The National Telecommunication Monitoring Centre (NTMC) in Bangladesh is under scrutiny following a report by WIRED, revealing a significant exposure of personal data on the open web. The leaked information, as detailed by the American technology magazine, encompasses a wide range of personal details, including names, professions, blood groups, parents’ names, phone numbers, call durations, vehicle registrations, passport details, and even fingerprint photos.
Despite the director general of NTMC, Major General Ziaul Ahsan, dismissing claims of a data leak as “totally incorrect” and attributing it to sample data collected for research and development, WIRED’s investigation suggests that the NTMC had been publishing personal information through an “unsecured” database linked to its systems for several months. Anonymous hackers reportedly attacked the exposed database, erasing details and claiming to have stolen a trove of information.
WIRED’s report indicates that this incident is not a typical database leak, with the NTMC’s unintentional disclosure shedding light on the secretive world of signals intelligence and the interception of communications. Security researcher Viktor Markopoulos from CloudDefense.AI, who discovered the unsecured database, emphasizes the unusual nature of such an occurrence within an intelligence service, even if the data involved are test samples.

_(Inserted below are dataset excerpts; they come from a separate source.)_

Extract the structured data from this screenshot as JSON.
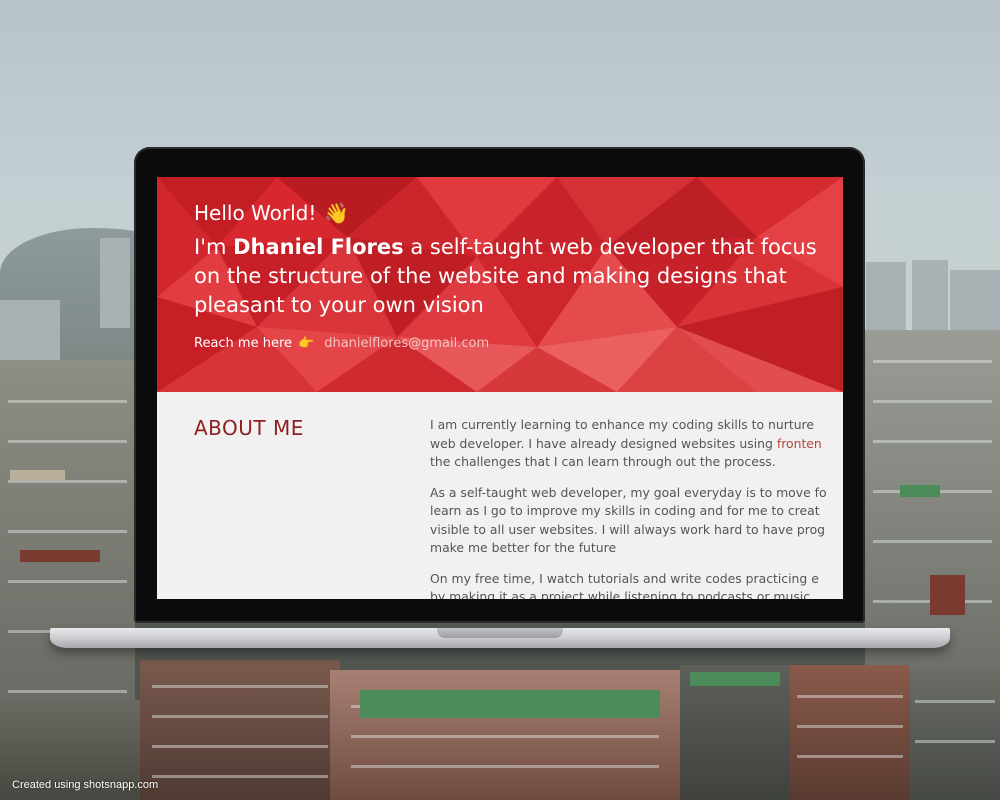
{
  "hero": {
    "greeting": "Hello World!",
    "greeting_icon": "waving-hand-icon",
    "intro_prefix": "I'm",
    "name": "Dhaniel Flores",
    "intro_line1_rest": "a self-taught web developer that focus",
    "intro_line2": "on the structure of the website and making designs that",
    "intro_line3": "pleasant to your own vision",
    "reach_label": "Reach me here",
    "reach_icon": "pointing-hand-icon",
    "email": "dhanielflores@gmail.com",
    "accent_color": "#d2232a"
  },
  "about": {
    "title": "ABOUT ME",
    "title_color": "#8f1f1f",
    "p1_line1": "I am currently learning to enhance my coding skills to nurture",
    "p1_line2_prefix": "web developer. I have already designed websites using ",
    "p1_line2_highlight": "fronten",
    "p1_line3": "the challenges that I can learn through out the process.",
    "p2_line1": "As a self-taught web developer, my goal everyday is to move fo",
    "p2_line2": "learn as I go to improve my skills in coding and for me to creat",
    "p2_line3": "visible to all user websites. I will always work hard to have prog",
    "p2_line4": "make me better for the future",
    "p3_line1": "On my free time, I watch tutorials and write codes practicing e",
    "p3_line2": "by making it as a project while listening to podcasts or music."
  },
  "watermark": "Created using shotsnapp.com"
}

While WIRED verified a sample of real-world names, phone numbers, email addresses, locations, and exam results included in the exposed data, the exact nature and purpose of the amassed information remain unclear, with some entries appearing to be test data, incorrect, or partial records. The majority of the exposed data is metadata, revealing the “who, what, how, and when” of communications, although phone call audio was not exposed. This incident raises significant privacy concerns and highlights the potential implications of unintentional data disclosures in the realm of signals intelligence.